Getting to know me has taken time. Getting to like me has taken even longer. I’ve given up on understanding myself and only require that I be kind to myself. I am a recovering taskmaster who is in the process of letting themselves off the hook of perfectionism. It is a work in progress and I am grateful for the progress I’ve made.
For instance, I know I do not work well under pressure. Instead, I give myself plenty of time to do what needs to be done. I also know that I cannot work at any one thing for any great length of time, so I chunk up projects into smaller portions. Even if I don’t accomplish what I thought I could have within the allotted amount of time, I don’t berate myself. I can walk away before something is completed without criticizing or scolding myself.

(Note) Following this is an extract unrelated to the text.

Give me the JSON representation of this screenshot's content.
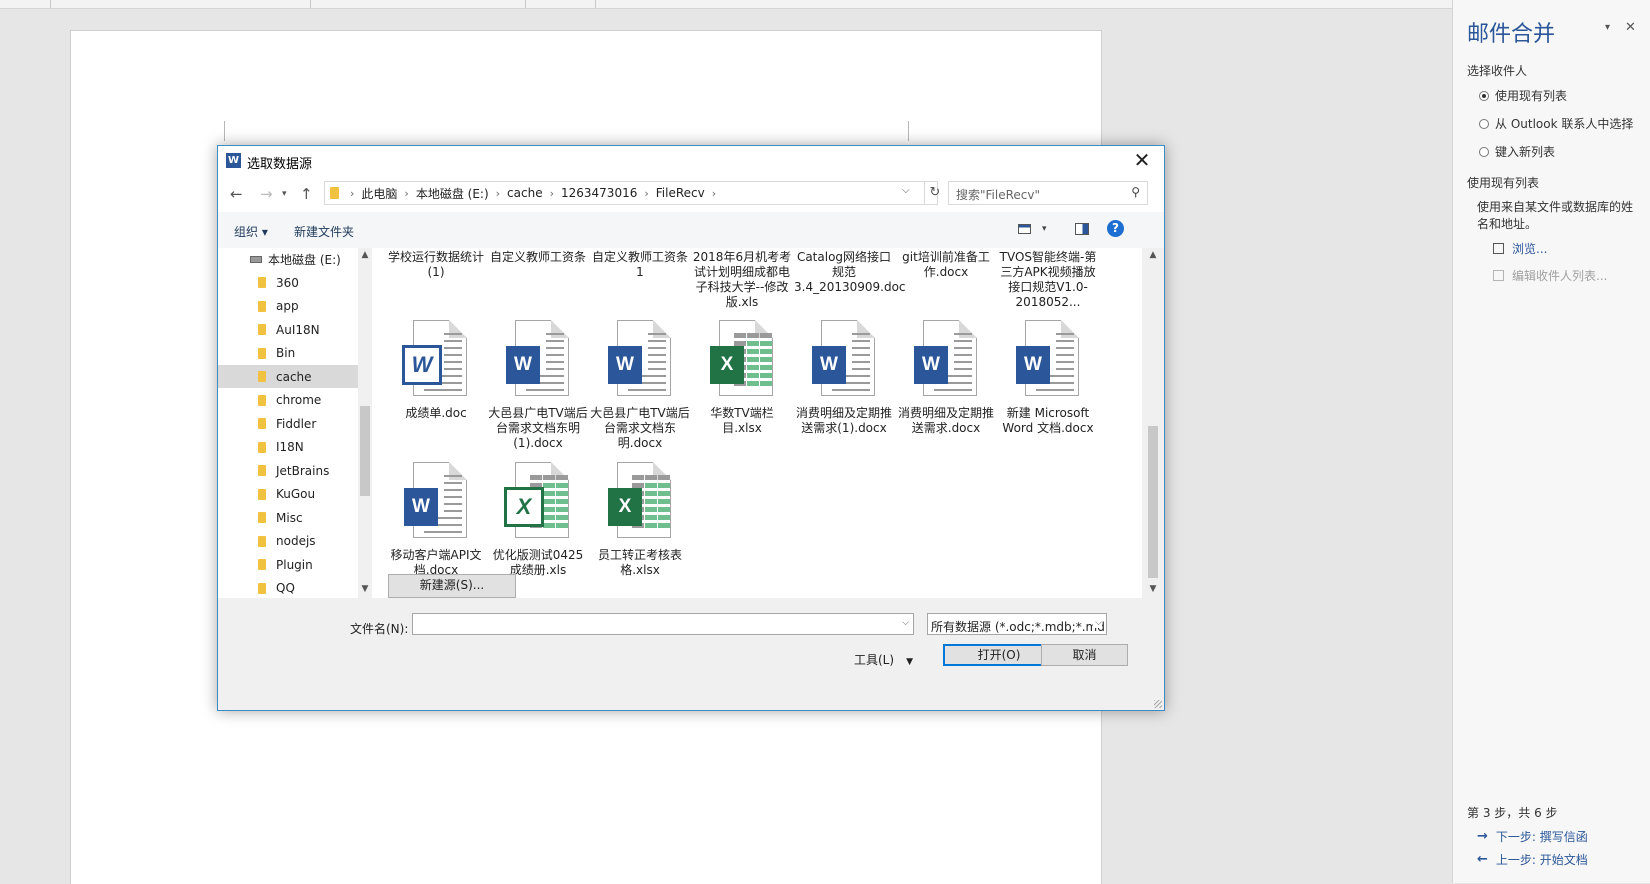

I’ve realized that beating myself up does not make me want to work any harder. Instead, I’ve learned to cut myself some slack and allow myself to take up the project again, later. Given enough time, I know I will complete whatever needs completing because I’m not a slacker.
I don’t like being around cranky people and I know what makes me cranky: lack of sleep, not enough exercise and too many sweets. Knowing I need 7-8 hours of sleep to stay happy, I go to bed early. Knowing I require exercise to stay content, I carve out time every day to swim, bike, run or practice yoga. As much as possible, I listen to my sweet tooth, but I don’t let it dominate my diet. Being kind does not mean giving into every whim.
Getting to know myself allows me to accept myself as I would any friend. And just as I’d never use intimate knowledge against any of my friends to do them any evil, I don’t use what I know against myself either. Instead, I use it to be gracious, pleasant and welcoming.
Why bother being kind to yourself? It is worth being kind to yourself since you are the one you are with twenty-four hours a day, seven days a week, year in and year out.